18. The method of claim 1, wherein said composition comprises selegiline delivered by means of a patch.
19. The method of claim 1, wherein said composition comprises desmethylselegiline delivered by means of a patch.
20. 20. The 1 1 re-excitation method, wherein said composition further comprises one or more compounds selected from the group consisting of water, suspending agents, thickeners, humectants, preservatives, emollients, emulsifiers and film formers. twenty-one .
21. A method for treating a subject by photodamaged skin, comprising administering a composition comprising selegiline and / or desmethylselegiline to said subject for a sufficient time to promote healing of said photodamaged skin.
22. 22. The method of claim 21, wherein said composition is a topical composition comprising selegiline at a concentration of between 1 x 1 0 1 1 mol / liter and 1 x 1 0"3 mol / liter.
23. 23. The method of claim 21, wherein said composition is a topical composition comprising desmethylselegiline at a concentration of between 1 x 10"1 1 mole / liter and 1 x 10" 3 mole / liter.

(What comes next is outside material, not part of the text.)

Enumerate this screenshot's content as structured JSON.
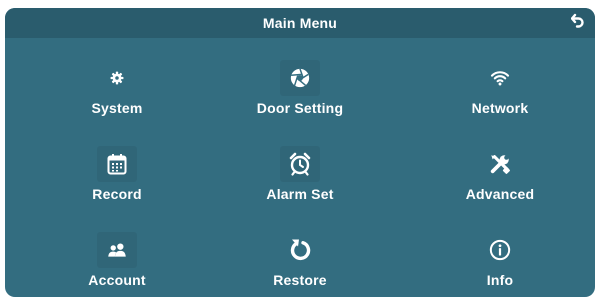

24. The method of claim 21, wherein said composition comprises desmethylselegiline in the form of its R (-) enantiomer and the S (+) enantiomer is substantially absent.
25. 25. The method of claim 21, wherein said composition comprises desmethylselegiline in the form of its S (+) enantiomer and the R (-) enantiomer is substantially absent.
26. 26. The method of either claim 22 or 23, wherein said topical composition is in the form of a cream.
27. 27. The method of either claim 22 or 23, wherein said topical composition is in the form of a gel.
28. The method of claim 21, wherein said composition comprises selegiline delivered by means of a patch.
29. 29. The method of claim 21, wherein said composition comprises desmethylselegiline delivered by means of a patch. The method of claim 21, wherein said composition further comprises a diluent or carrier, comprising one or more compounds selected from the group consisting of water, suspending agents, thickeners, humectants, preservatives, emollients, emulsifiers and film formers. icle SUMMARY The present invention is directed to methods that can be used in the treatment of wounds, burns and photodamaged skin. The methods can be used for both humans and animals, and involve the administration of compositions containing selegiline and / or desmethylseleglycine.